Viajar al Algarve: Portimão

Hoy os traemos otro de los artículos sobre nuestro último viaje, se trata del la ciudad de Portimão, en el espectacular Algarve portugués.

Portimão es una gran urbe, en la que se levantan altos edificios, algunos sobre el paseo marítimo, cemento y más cemento gris, si bien y como constraste Portimão también se encuentra bañada por unas interesantísimas playas que gozan de una belleza única.

En nuestro viaje a Portimão nos limitamos a visitar únicamente sus playas, aunque finalmente anduvimos escasamente por su paseo para comer un excelente y económico menú que incluía el típico salmón que cocinan en la zona. Total, que por algo menos de 11 euros disfrutamos de un servicio y calidad de primera en un restaurante ubicado en el mismo paseo marítimo.

La ciudad de Portimão

Portimão está ubicada en el distrito de Faro y cuenta con una extensión de 183 km². En el año 2011 el censo ascendía hasta los 55.000 habitantes. Portimão es una ciudad habitada desde tiempos del neolítico, conservando algunos, más bien escasos, monumentos de la antiguedad. Puedes recabar más datos sobre Portimao en la web oficial de la ciudad que encontrarás en el siguiente enlace: https://www.cm-portimao.pt/

La ciudad en sí me pareció demasiado ruidosa, con amenazantes edificios altos y un sin fin de calles, paseos y avenidas de gris cemento hasta llegar a su paseo marítimo, paseo donde pudimos aparcar no si algo de dificultad pues todas las plazas de aparcamiento estaban a tope y eso que estábamos aún en el mes de junio.
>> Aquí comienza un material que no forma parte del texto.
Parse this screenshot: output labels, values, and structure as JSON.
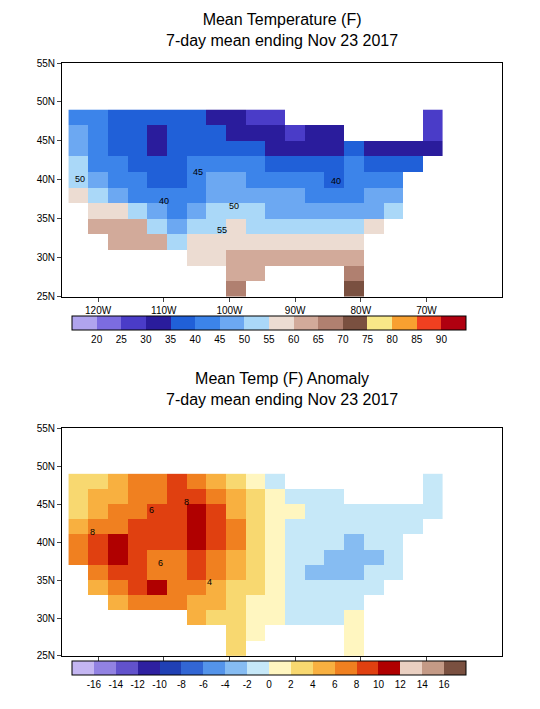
{
  "chart_data": [
    {
      "type": "heatmap",
      "title": "Mean Temperature (F)",
      "subtitle": "7-day mean ending Nov 23 2017",
      "grid": false,
      "xlim": [
        -125.5,
        -58.5
      ],
      "ylim": [
        25,
        55
      ],
      "xticks": [
        {
          "value": -120,
          "label": "120W"
        },
        {
          "value": -110,
          "label": "110W"
        },
        {
          "value": -100,
          "label": "100W"
        },
        {
          "value": -90,
          "label": "90W"
        },
        {
          "value": -80,
          "label": "80W"
        },
        {
          "value": -70,
          "label": "70W"
        }
      ],
      "yticks": [
        {
          "value": 25,
          "label": "25N"
        },
        {
          "value": 30,
          "label": "30N"
        },
        {
          "value": 35,
          "label": "35N"
        },
        {
          "value": 40,
          "label": "40N"
        },
        {
          "value": 45,
          "label": "45N"
        },
        {
          "value": 50,
          "label": "50N"
        },
        {
          "value": 55,
          "label": "55N"
        }
      ],
      "x": [
        -123,
        -120,
        -117,
        -114,
        -111,
        -108,
        -105,
        -102,
        -99,
        -96,
        -93,
        -90,
        -87,
        -84,
        -81,
        -78,
        -75,
        -72,
        -69
      ],
      "y": [
        26,
        28,
        30,
        32,
        34,
        36,
        38,
        40,
        42,
        44,
        46,
        48
      ],
      "z": [
        [
          null,
          null,
          null,
          null,
          null,
          null,
          null,
          null,
          66,
          null,
          null,
          null,
          null,
          null,
          72,
          null,
          null,
          null,
          null
        ],
        [
          null,
          null,
          null,
          null,
          null,
          null,
          null,
          null,
          63,
          64,
          null,
          null,
          null,
          null,
          68,
          null,
          null,
          null,
          null
        ],
        [
          null,
          null,
          null,
          null,
          null,
          null,
          57,
          58,
          61,
          62,
          62,
          61,
          61,
          61,
          62,
          null,
          null,
          null,
          null
        ],
        [
          null,
          null,
          62,
          64,
          61,
          52,
          56,
          57,
          58,
          58,
          57,
          56,
          56,
          56,
          58,
          null,
          null,
          null,
          null
        ],
        [
          null,
          62,
          62,
          61,
          52,
          47,
          51,
          54,
          56,
          54,
          53,
          52,
          52,
          52,
          54,
          56,
          null,
          null,
          null
        ],
        [
          null,
          56,
          57,
          52,
          46,
          43,
          46,
          51,
          52,
          51,
          49,
          48,
          47,
          46,
          47,
          49,
          52,
          null,
          null
        ],
        [
          56,
          52,
          48,
          44,
          42,
          41,
          42,
          47,
          49,
          48,
          46,
          46,
          44,
          43,
          44,
          46,
          48,
          null,
          null
        ],
        [
          52,
          47,
          42,
          41,
          38,
          38,
          41,
          46,
          47,
          44,
          42,
          41,
          41,
          39,
          41,
          42,
          44,
          null,
          null
        ],
        [
          51,
          43,
          41,
          38,
          37,
          39,
          42,
          43,
          42,
          41,
          38,
          37,
          37,
          38,
          41,
          38,
          37,
          38,
          null
        ],
        [
          48,
          42,
          38,
          36,
          31,
          37,
          38,
          39,
          37,
          36,
          33,
          33,
          33,
          34,
          36,
          34,
          32,
          31,
          33
        ],
        [
          46,
          41,
          38,
          36,
          34,
          37,
          37,
          36,
          33,
          32,
          31,
          29,
          31,
          32,
          null,
          null,
          null,
          null,
          29
        ],
        [
          44,
          41,
          38,
          37,
          38,
          37,
          36,
          33,
          31,
          29,
          28,
          null,
          null,
          null,
          null,
          null,
          null,
          null,
          28
        ]
      ],
      "colorbar": {
        "range": [
          15,
          95
        ],
        "ticks": [
          20,
          25,
          30,
          35,
          40,
          45,
          50,
          55,
          60,
          65,
          70,
          75,
          80,
          85,
          90
        ],
        "colors": [
          "#b0a4ee",
          "#7c6ce0",
          "#4a3cc8",
          "#2a1c9c",
          "#2060d8",
          "#3c84ea",
          "#6ca8f2",
          "#aad8f8",
          "#ecdcd2",
          "#d2aa9a",
          "#b08070",
          "#7a5040",
          "#f8e888",
          "#f8a030",
          "#f04020",
          "#b00010"
        ]
      },
      "annotations": [
        {
          "text": "50",
          "x": -122.7,
          "y": 40.1
        },
        {
          "text": "45",
          "x": -104.8,
          "y": 41.0
        },
        {
          "text": "40",
          "x": -110.0,
          "y": 37.3
        },
        {
          "text": "50",
          "x": -99.3,
          "y": 36.7
        },
        {
          "text": "55",
          "x": -101.1,
          "y": 33.6
        },
        {
          "text": "40",
          "x": -83.8,
          "y": 39.8
        }
      ]
    },
    {
      "type": "heatmap",
      "title": "Mean Temp (F) Anomaly",
      "subtitle": "7-day mean ending Nov 23 2017",
      "grid": false,
      "xlim": [
        -125.5,
        -58.5
      ],
      "ylim": [
        25,
        55
      ],
      "xticks": [
        {
          "value": -120,
          "label": "120W"
        },
        {
          "value": -110,
          "label": "110W"
        },
        {
          "value": -100,
          "label": "100W"
        },
        {
          "value": -90,
          "label": "90W"
        },
        {
          "value": -80,
          "label": "80W"
        },
        {
          "value": -70,
          "label": "70W"
        }
      ],
      "yticks": [
        {
          "value": 25,
          "label": "25N"
        },
        {
          "value": 30,
          "label": "30N"
        },
        {
          "value": 35,
          "label": "35N"
        },
        {
          "value": 40,
          "label": "40N"
        },
        {
          "value": 45,
          "label": "45N"
        },
        {
          "value": 50,
          "label": "50N"
        },
        {
          "value": 55,
          "label": "55N"
        }
      ],
      "x": [
        -123,
        -120,
        -117,
        -114,
        -111,
        -108,
        -105,
        -102,
        -99,
        -96,
        -93,
        -90,
        -87,
        -84,
        -81,
        -78,
        -75,
        -72,
        -69
      ],
      "y": [
        26,
        28,
        30,
        32,
        34,
        36,
        38,
        40,
        42,
        44,
        46,
        48
      ],
      "z": [
        [
          null,
          null,
          null,
          null,
          null,
          null,
          null,
          null,
          3,
          null,
          null,
          null,
          null,
          null,
          1,
          null,
          null,
          null,
          null
        ],
        [
          null,
          null,
          null,
          null,
          null,
          null,
          null,
          null,
          3,
          1,
          null,
          null,
          null,
          null,
          1,
          null,
          null,
          null,
          null
        ],
        [
          null,
          null,
          null,
          null,
          null,
          null,
          5,
          3,
          3,
          1,
          1,
          -1,
          -1,
          -1,
          1,
          null,
          null,
          null,
          null
        ],
        [
          null,
          null,
          5,
          7,
          7,
          7,
          5,
          5,
          3,
          1,
          1,
          -1,
          -1,
          -1,
          -1,
          null,
          null,
          null,
          null
        ],
        [
          null,
          5,
          7,
          9,
          11,
          7,
          7,
          5,
          3,
          3,
          1,
          -1,
          -1,
          -1,
          -1,
          -1,
          null,
          null,
          null
        ],
        [
          null,
          7,
          9,
          9,
          7,
          7,
          9,
          7,
          5,
          3,
          1,
          -1,
          -3,
          -3,
          -3,
          -1,
          -1,
          null,
          null
        ],
        [
          7,
          9,
          11,
          9,
          7,
          7,
          9,
          7,
          5,
          3,
          1,
          -1,
          -1,
          -3,
          -3,
          -3,
          -1,
          null,
          null
        ],
        [
          7,
          9,
          11,
          9,
          9,
          9,
          11,
          9,
          7,
          3,
          1,
          -1,
          -1,
          -1,
          -3,
          -1,
          -1,
          null,
          null
        ],
        [
          5,
          7,
          7,
          9,
          9,
          9,
          11,
          9,
          7,
          3,
          1,
          -1,
          -1,
          -1,
          -1,
          -1,
          -1,
          -1,
          null
        ],
        [
          3,
          5,
          7,
          7,
          9,
          9,
          11,
          9,
          5,
          3,
          1,
          1,
          -1,
          -1,
          -1,
          -1,
          -1,
          -1,
          -1
        ],
        [
          3,
          5,
          5,
          7,
          7,
          9,
          9,
          7,
          5,
          3,
          1,
          -1,
          -1,
          -1,
          null,
          null,
          null,
          null,
          -1
        ],
        [
          3,
          3,
          5,
          7,
          7,
          9,
          7,
          5,
          3,
          1,
          -1,
          null,
          null,
          null,
          null,
          null,
          null,
          null,
          -1
        ]
      ],
      "colorbar": {
        "range": [
          -18,
          18
        ],
        "ticks": [
          -16,
          -14,
          -12,
          -10,
          -8,
          -6,
          -4,
          -2,
          0,
          2,
          4,
          6,
          8,
          10,
          12,
          14,
          16
        ],
        "colors": [
          "#c4b6f2",
          "#9282e2",
          "#6252cc",
          "#2e20a0",
          "#2040b4",
          "#3266d4",
          "#5494ea",
          "#86bcf2",
          "#c6e8f8",
          "#fff6c0",
          "#f8d870",
          "#f8b040",
          "#f08020",
          "#e04010",
          "#b00000",
          "#ead0c2",
          "#c49a86",
          "#7a5040"
        ]
      },
      "annotations": [
        {
          "text": "8",
          "x": -120.8,
          "y": 41.3
        },
        {
          "text": "6",
          "x": -111.9,
          "y": 44.2
        },
        {
          "text": "8",
          "x": -106.6,
          "y": 45.3
        },
        {
          "text": "6",
          "x": -110.5,
          "y": 37.3
        },
        {
          "text": "4",
          "x": -103.0,
          "y": 34.8
        }
      ]
    }
  ]
}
Cabe destacar, como comentaba en la introducción, que es muy común encontrarse en Portugal con una especial desconexión visual entre playa y urbe, es decir, a diferencia que en España donde en muchas urbes costeras ambos paisajes, pueblo y playa están incluso hasta algo fusionados, quizá por la frecuente presencia de numerosos chiringuitos en la arena junto con empresas de alquiler de sombrillas y hamacas, en Portugal esta fusión no existe. Aunque la urbe esté plagada de altos y grisis edificios, en la playa no encontremos más que a lo sumo un chiringuito, eso si es que lo hay. La forma de sus playas y calas nos regala a la vista esa desconexión visual entre el gris del cemento y una belleza natural abrupta y excelentemente conservada, con incluso un punto salvaje en sus playas, por muy cercanas que estas estén del pueblo, incluso en las propias playas urbanas.

Voy a repasar alguna de las bellas playas que encontrarás en Portimão.

Praia da Rocha

Sin lugar a dudas Praia da Rocha es posiblemente la playa más conocida de todas las playas de la zona Portimão.

La playa se encuentra integrada en la propia ciudad, contando con arenales en colores claros y aguas prácticamente cristalinas además de las formaciones rocosas que son tan típicas del Algarve.

Cuenta con algunas rocas de lo más caprichosas, algunas de ellas con agujeros naturales en la base y que por tanto, dependiendo de la altura de la marea estarán dentro o fuera del agua, y por las que entrará y pasará el agua creando una especie de sifón en los días que el mar está agitado.

También destaco una zona de roca hueca, como si se tratase de una cueva natural de pequeño tamaño y en plena costa que cuenta con un agujero en su techo que forma una especie de chimenea. Muy curioso de ver.

 

Esta playa de Praia da Rocha es, desde luego, uno de los lugares totalmente imprescindibles de ser visitados en un viaje al Algarve.

Praia de los Tres Hermanos

La Praia de los Tres Hermanos a diferencia de otras playas del Algarve portugués apenas cubre, deberás de andar un buen trecho para que el agua te llegue a la cintura, otivo por lo que resultará ideal para ir con niños pequeños.

Esta playa resulta especialmente espectacular a media tarde, tras recorrerla en toda su longitud, que es bastante y bañarte durante un rato en los diferentes y sugerentes lugares que te ofrece, al volver y deshacer tus pasos, y siempre que trascurra más de una hora, podrás observar como la marea ha bajado considerablemente dejando al descubierto muchos más metros de playa, una visión que combinada con el sol bajo y la sombras proyectadas de las rocas cobra una belleza especial y muy propia del lugar.